Lisa's calling was to unravel secrets and share them with others. Her piercing mind shed warm rays if light on all she knew. She ran forward towards a future of true prosperity for the whole human family, and smiling all the while, urged others to quicken their pace.
I feel bereft, cheated somehow, at the thought of not being able to collaborate with her and benefit from her wisdom for many years to come. She was not quite a decade my senior, in the prime of life, and she had so much more to give to the world. Last night during my devotions, after praying for her soul's speedy progress in the spiritual realm I reread some of the words of Baha'u'llah in reference to the dynamic coherence betwen this physical plane and the worlds beyond. It is startling, thrilling, baffling stuff. Speaking of the spiritually illumined souls who pass on, Baha'u'llah says:
The light which these souls radiate is responsible for the progress of the world and the advancement of its peoples. They are like unto leaven which leaveneth the world of being, and constitute the animating force through which the arts and wonders of the world are made manifest. Through them the clouds rain their bounty upon men, and the earth bringeth forth its fruits. All things must needs have a cause, a motive power, an animating principle. These souls and symbols of detachment have provided, and will continue to provide, the supreme moving impulse in the world of being.

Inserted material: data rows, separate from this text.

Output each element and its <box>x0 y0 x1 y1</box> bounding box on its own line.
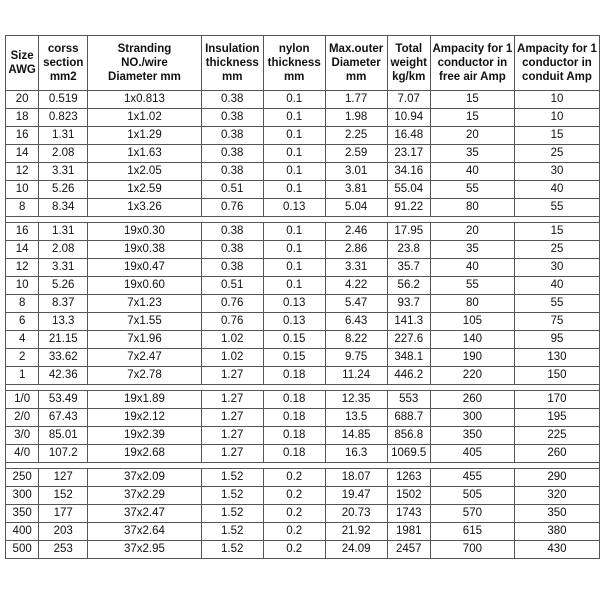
column-header-line: Diameter mm <box>108 71 181 83</box>
table-cell: 5.26 <box>39 181 88 199</box>
table-cell: 0.823 <box>39 109 88 127</box>
table-cell: 1.27 <box>201 391 263 409</box>
cable-spec-table <box>5 35 600 559</box>
table-cell: 0.2 <box>263 541 325 559</box>
table-cell: 1.52 <box>201 469 263 487</box>
table-row <box>6 313 600 331</box>
table-cell: 0.51 <box>201 277 263 295</box>
table-cell: 19x2.68 <box>88 445 202 463</box>
table-cell: 15 <box>430 91 514 109</box>
table-cell: 14 <box>6 145 39 163</box>
table-cell: 0.38 <box>201 145 263 163</box>
table-cell: 13.3 <box>39 313 88 331</box>
table-row <box>6 445 600 463</box>
table-cell: 0.76 <box>201 295 263 313</box>
table-cell: 14 <box>6 241 39 259</box>
table-cell: 53.49 <box>39 391 88 409</box>
table-cell: 4/0 <box>6 445 39 463</box>
table-cell: 1.52 <box>201 523 263 541</box>
table-cell: 4 <box>6 331 39 349</box>
table-cell: 35 <box>430 241 514 259</box>
table-cell: 0.15 <box>263 331 325 349</box>
table-cell: 300 <box>430 409 514 427</box>
table-cell: 5.04 <box>325 199 387 217</box>
table-row <box>6 109 600 127</box>
table-cell: 1.02 <box>201 349 263 367</box>
table-cell: 150 <box>514 367 599 385</box>
table-cell: 56.2 <box>387 277 430 295</box>
table-cell: 203 <box>39 523 88 541</box>
table-cell: 105 <box>430 313 514 331</box>
table-cell: 1.31 <box>39 127 88 145</box>
column-header <box>6 36 39 91</box>
table-cell: 2.86 <box>325 241 387 259</box>
table-cell: 250 <box>6 469 39 487</box>
table-cell: 3.01 <box>325 163 387 181</box>
table-cell: 140 <box>430 331 514 349</box>
table-cell: 1981 <box>387 523 430 541</box>
column-header <box>514 36 599 91</box>
table-cell: 177 <box>39 505 88 523</box>
table-cell: 40 <box>514 277 599 295</box>
table-cell: 1x2.59 <box>88 181 202 199</box>
table-cell: 0.1 <box>263 241 325 259</box>
table-cell: 225 <box>514 427 599 445</box>
table-cell: 16.48 <box>387 127 430 145</box>
table-cell: 0.1 <box>263 91 325 109</box>
table-cell: 20 <box>430 127 514 145</box>
table-cell: 500 <box>6 541 39 559</box>
table-cell: 1 <box>6 367 39 385</box>
table-cell: 455 <box>430 469 514 487</box>
table-cell: 7x2.78 <box>88 367 202 385</box>
table-cell: 0.18 <box>263 409 325 427</box>
cable-spec-table-container <box>5 35 600 559</box>
table-cell: 30 <box>514 163 599 181</box>
table-cell: 0.38 <box>201 223 263 241</box>
table-cell: 1502 <box>387 487 430 505</box>
table-cell: 1x0.813 <box>88 91 202 109</box>
table-row <box>6 541 600 559</box>
table-cell: 20 <box>6 91 39 109</box>
table-cell: 95 <box>514 331 599 349</box>
table-cell: 380 <box>514 523 599 541</box>
table-cell: 7.07 <box>387 91 430 109</box>
table-row <box>6 427 600 445</box>
table-cell: 10 <box>514 91 599 109</box>
column-header-line: free air Amp <box>439 71 506 83</box>
table-cell: 10 <box>6 181 39 199</box>
table-cell: 0.1 <box>263 259 325 277</box>
table-cell: 0.18 <box>263 391 325 409</box>
table-row <box>6 223 600 241</box>
column-header <box>39 36 88 91</box>
table-cell: 856.8 <box>387 427 430 445</box>
table-cell: 2.08 <box>39 241 88 259</box>
table-cell: 67.43 <box>39 409 88 427</box>
table-cell: 0.2 <box>263 505 325 523</box>
table-cell: 300 <box>6 487 39 505</box>
table-cell: 227.6 <box>387 331 430 349</box>
table-cell: 2 <box>6 349 39 367</box>
table-cell: 19.47 <box>325 487 387 505</box>
table-cell: 55 <box>430 181 514 199</box>
column-header-line: Ampacity for 1 <box>432 43 513 55</box>
column-header-line: mm <box>222 71 243 83</box>
table-cell: 12.35 <box>325 391 387 409</box>
column-header-line: NO./wire <box>121 57 168 69</box>
table-cell: 0.76 <box>201 199 263 217</box>
table-cell: 24.09 <box>325 541 387 559</box>
table-cell: 18 <box>6 109 39 127</box>
column-header <box>263 36 325 91</box>
table-row <box>6 259 600 277</box>
table-cell: 1x1.63 <box>88 145 202 163</box>
column-header <box>201 36 263 91</box>
table-cell: 19x2.39 <box>88 427 202 445</box>
column-header-line: thickness <box>267 57 321 69</box>
table-cell: 1.52 <box>201 505 263 523</box>
table-cell: 0.1 <box>263 145 325 163</box>
table-cell: 35.7 <box>387 259 430 277</box>
table-cell: 15 <box>430 109 514 127</box>
table-cell: 0.1 <box>263 163 325 181</box>
table-cell: 2.08 <box>39 145 88 163</box>
table-row <box>6 181 600 199</box>
table-cell: 0.76 <box>201 313 263 331</box>
table-cell: 25 <box>514 241 599 259</box>
table-row <box>6 469 600 487</box>
table-cell: 1.27 <box>201 367 263 385</box>
table-row <box>6 241 600 259</box>
column-header <box>387 36 430 91</box>
table-cell: 10.94 <box>387 109 430 127</box>
table-cell: 37x2.95 <box>88 541 202 559</box>
table-cell: 6 <box>6 313 39 331</box>
table-cell: 6.43 <box>325 313 387 331</box>
table-cell: 0.1 <box>263 277 325 295</box>
column-header-line: weight <box>390 57 427 69</box>
column-header-line: kg/km <box>392 71 426 83</box>
table-cell: 19x0.38 <box>88 241 202 259</box>
table-row <box>6 295 600 313</box>
table-cell: 8 <box>6 295 39 313</box>
table-cell: 19x0.30 <box>88 223 202 241</box>
table-cell: 0.1 <box>263 127 325 145</box>
table-cell: 3/0 <box>6 427 39 445</box>
table-row <box>6 277 600 295</box>
table-cell: 8 <box>6 199 39 217</box>
table-cell: 23.8 <box>387 241 430 259</box>
table-cell: 1.27 <box>201 427 263 445</box>
table-cell: 400 <box>6 523 39 541</box>
table-cell: 17.95 <box>387 223 430 241</box>
column-header-line: corss <box>47 43 79 55</box>
table-cell: 16 <box>6 127 39 145</box>
table-cell: 37x2.47 <box>88 505 202 523</box>
table-cell: 40 <box>430 163 514 181</box>
table-cell: 7x1.96 <box>88 331 202 349</box>
table-cell: 16 <box>6 223 39 241</box>
column-header-line: thickness <box>205 57 259 69</box>
table-cell: 37x2.29 <box>88 487 202 505</box>
table-cell: 21.92 <box>325 523 387 541</box>
table-cell: 35 <box>430 145 514 163</box>
column-header-line: Stranding <box>117 43 172 55</box>
table-cell: 55.04 <box>387 181 430 199</box>
table-cell: 37x2.09 <box>88 469 202 487</box>
table-cell: 405 <box>430 445 514 463</box>
table-cell: 5.26 <box>39 277 88 295</box>
table-cell: 42.36 <box>39 367 88 385</box>
table-cell: 0.38 <box>201 241 263 259</box>
table-cell: 9.75 <box>325 349 387 367</box>
table-cell: 8.22 <box>325 331 387 349</box>
table-row <box>6 367 600 385</box>
table-cell: 1.98 <box>325 109 387 127</box>
table-cell: 0.51 <box>201 181 263 199</box>
table-cell: 21.15 <box>39 331 88 349</box>
table-cell: 14.85 <box>325 427 387 445</box>
table-cell: 350 <box>6 505 39 523</box>
column-header <box>325 36 387 91</box>
table-cell: 0.38 <box>201 259 263 277</box>
column-header-line: AWG <box>8 64 36 76</box>
column-header-line: mm2 <box>49 71 77 83</box>
table-cell: 1743 <box>387 505 430 523</box>
table-cell: 19x0.60 <box>88 277 202 295</box>
table-cell: 152 <box>39 487 88 505</box>
table-cell: 1263 <box>387 469 430 487</box>
table-cell: 0.1 <box>263 223 325 241</box>
table-cell: 2.46 <box>325 223 387 241</box>
table-cell: 80 <box>430 199 514 217</box>
table-cell: 3.31 <box>39 163 88 181</box>
column-header-line: conduit Amp <box>522 71 592 83</box>
table-row <box>6 331 600 349</box>
table-cell: 688.7 <box>387 409 430 427</box>
table-cell: 170 <box>514 391 599 409</box>
table-cell: 446.2 <box>387 367 430 385</box>
table-cell: 1x2.05 <box>88 163 202 181</box>
table-cell: 320 <box>514 487 599 505</box>
column-header-line: nylon <box>278 43 310 55</box>
table-cell: 7x2.47 <box>88 349 202 367</box>
table-cell: 0.38 <box>201 109 263 127</box>
table-cell: 30 <box>514 259 599 277</box>
table-cell: 107.2 <box>39 445 88 463</box>
table-row <box>6 91 600 109</box>
table-cell: 0.18 <box>263 367 325 385</box>
table-cell: 0.15 <box>263 349 325 367</box>
column-header <box>430 36 514 91</box>
table-cell: 23.17 <box>387 145 430 163</box>
table-row <box>6 127 600 145</box>
table-cell: 15 <box>514 223 599 241</box>
table-row <box>6 199 600 217</box>
table-cell: 1x1.02 <box>88 109 202 127</box>
table-cell: 1x1.29 <box>88 127 202 145</box>
table-cell: 8.34 <box>39 199 88 217</box>
table-cell: 34.16 <box>387 163 430 181</box>
table-cell: 12 <box>6 259 39 277</box>
table-cell: 220 <box>430 367 514 385</box>
table-cell: 10 <box>514 109 599 127</box>
table-cell: 1069.5 <box>387 445 430 463</box>
table-row <box>6 409 600 427</box>
column-header-line: Total <box>395 43 423 55</box>
column-header-line: conductor in <box>437 57 508 69</box>
table-cell: 0.519 <box>39 91 88 109</box>
table-cell: 260 <box>430 391 514 409</box>
header-row <box>6 36 600 91</box>
table-cell: 1x3.26 <box>88 199 202 217</box>
table-cell: 0.38 <box>201 91 263 109</box>
table-cell: 12 <box>6 163 39 181</box>
column-header-line: mm <box>345 71 367 83</box>
table-cell: 91.22 <box>387 199 430 217</box>
table-cell: 0.2 <box>263 469 325 487</box>
table-row <box>6 145 600 163</box>
table-cell: 5.47 <box>325 295 387 313</box>
table-cell: 25 <box>514 145 599 163</box>
table-cell: 33.62 <box>39 349 88 367</box>
table-cell: 7x1.55 <box>88 313 202 331</box>
table-cell: 40 <box>430 259 514 277</box>
table-cell: 11.24 <box>325 367 387 385</box>
table-cell: 8.37 <box>39 295 88 313</box>
table-cell: 350 <box>514 505 599 523</box>
table-cell: 348.1 <box>387 349 430 367</box>
table-cell: 2.59 <box>325 145 387 163</box>
table-cell: 19x1.89 <box>88 391 202 409</box>
table-cell: 195 <box>514 409 599 427</box>
table-row <box>6 163 600 181</box>
table-cell: 75 <box>514 313 599 331</box>
column-header-line: Max.outer <box>328 43 384 55</box>
table-cell: 19x2.12 <box>88 409 202 427</box>
table-cell: 1.52 <box>201 541 263 559</box>
table-row <box>6 349 600 367</box>
table-cell: 15 <box>514 127 599 145</box>
table-cell: 430 <box>514 541 599 559</box>
table-row <box>6 487 600 505</box>
table-cell: 93.7 <box>387 295 430 313</box>
table-cell: 55 <box>430 277 514 295</box>
table-cell: 4.22 <box>325 277 387 295</box>
table-cell: 290 <box>514 469 599 487</box>
column-header-line: Diameter <box>331 57 381 69</box>
table-cell: 141.3 <box>387 313 430 331</box>
table-cell: 0.2 <box>263 523 325 541</box>
table-cell: 615 <box>430 523 514 541</box>
table-cell: 260 <box>514 445 599 463</box>
table-cell: 85.01 <box>39 427 88 445</box>
table-row <box>6 505 600 523</box>
table-cell: 20.73 <box>325 505 387 523</box>
table-cell: 40 <box>514 181 599 199</box>
table-cell: 55 <box>514 199 599 217</box>
table-cell: 505 <box>430 487 514 505</box>
table-cell: 2/0 <box>6 409 39 427</box>
table-cell: 3.81 <box>325 181 387 199</box>
table-cell: 0.2 <box>263 487 325 505</box>
table-cell: 2457 <box>387 541 430 559</box>
table-cell: 19x0.47 <box>88 259 202 277</box>
table-cell: 37x2.64 <box>88 523 202 541</box>
table-row <box>6 523 600 541</box>
table-cell: 13.5 <box>325 409 387 427</box>
column-header-line: conductor in <box>522 57 592 69</box>
table-body <box>6 91 600 559</box>
table-cell: 2.25 <box>325 127 387 145</box>
table-cell: 1.52 <box>201 487 263 505</box>
table-cell: 1.31 <box>39 223 88 241</box>
column-header-line: section <box>43 57 84 69</box>
table-cell: 10 <box>6 277 39 295</box>
table-cell: 1.77 <box>325 91 387 109</box>
table-cell: 253 <box>39 541 88 559</box>
table-cell: 3.31 <box>39 259 88 277</box>
table-cell: 20 <box>430 223 514 241</box>
table-cell: 1.27 <box>201 445 263 463</box>
table-cell: 80 <box>430 295 514 313</box>
table-cell: 190 <box>430 349 514 367</box>
table-cell: 1.27 <box>201 409 263 427</box>
table-cell: 0.13 <box>263 199 325 217</box>
table-cell: 130 <box>514 349 599 367</box>
table-cell: 0.13 <box>263 295 325 313</box>
table-cell: 1.02 <box>201 331 263 349</box>
column-header-line: Size <box>10 50 34 62</box>
table-cell: 3.31 <box>325 259 387 277</box>
table-cell: 18.07 <box>325 469 387 487</box>
table-cell: 553 <box>387 391 430 409</box>
table-cell: 0.1 <box>263 181 325 199</box>
table-cell: 0.38 <box>201 163 263 181</box>
column-header-line: Ampacity for 1 <box>517 43 597 55</box>
table-cell: 0.18 <box>263 445 325 463</box>
table-cell: 55 <box>514 295 599 313</box>
column-header-line: Insulation <box>205 43 260 55</box>
table-cell: 1/0 <box>6 391 39 409</box>
table-cell: 127 <box>39 469 88 487</box>
table-cell: 0.38 <box>201 127 263 145</box>
column-header-line: mm <box>283 71 305 83</box>
table-cell: 0.13 <box>263 313 325 331</box>
table-cell: 7x1.23 <box>88 295 202 313</box>
table-cell: 16.3 <box>325 445 387 463</box>
table-cell: 700 <box>430 541 514 559</box>
column-header <box>88 36 202 91</box>
table-cell: 0.1 <box>263 109 325 127</box>
table-cell: 350 <box>430 427 514 445</box>
table-cell: 570 <box>430 505 514 523</box>
table-row <box>6 391 600 409</box>
table-cell: 0.18 <box>263 427 325 445</box>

So while I know it's customary to wish that a departed one might "rest in peace," this passage seems to indicate that such is just not Lisa's lot. Whenver her friends and loved ones work for the advancement of civilization, her spirit will be there, guiding and sustaining our efforts. Through her influence, there are many more "arts and wonders" yet to come.
One last thing. I'm painfully aware that all of this means nothing to Lisa's little girl. I don't know what I could possibly say to ease the pain of losing a mother at such a tender age. I have no idea what a precious child does to try and fill that incomparable void. As a father, I'm simply at a loss. Last night, all I could do was cry over my sleeping babies and pray for their protection, and her protection, and the protection of all children, in a world of changes and chances.
But I will ventre to say this, dear Zoe: as you grow up, every single person you ever meet who knew your mama will attest that they are better for having known her, that she shed light in this world. This is a rare gift indeed. Nothing can replace her physical presence, but she leaves a golden legacy of love in your heart and mind. May it help sustain you always and urge you on to your own high endeavors.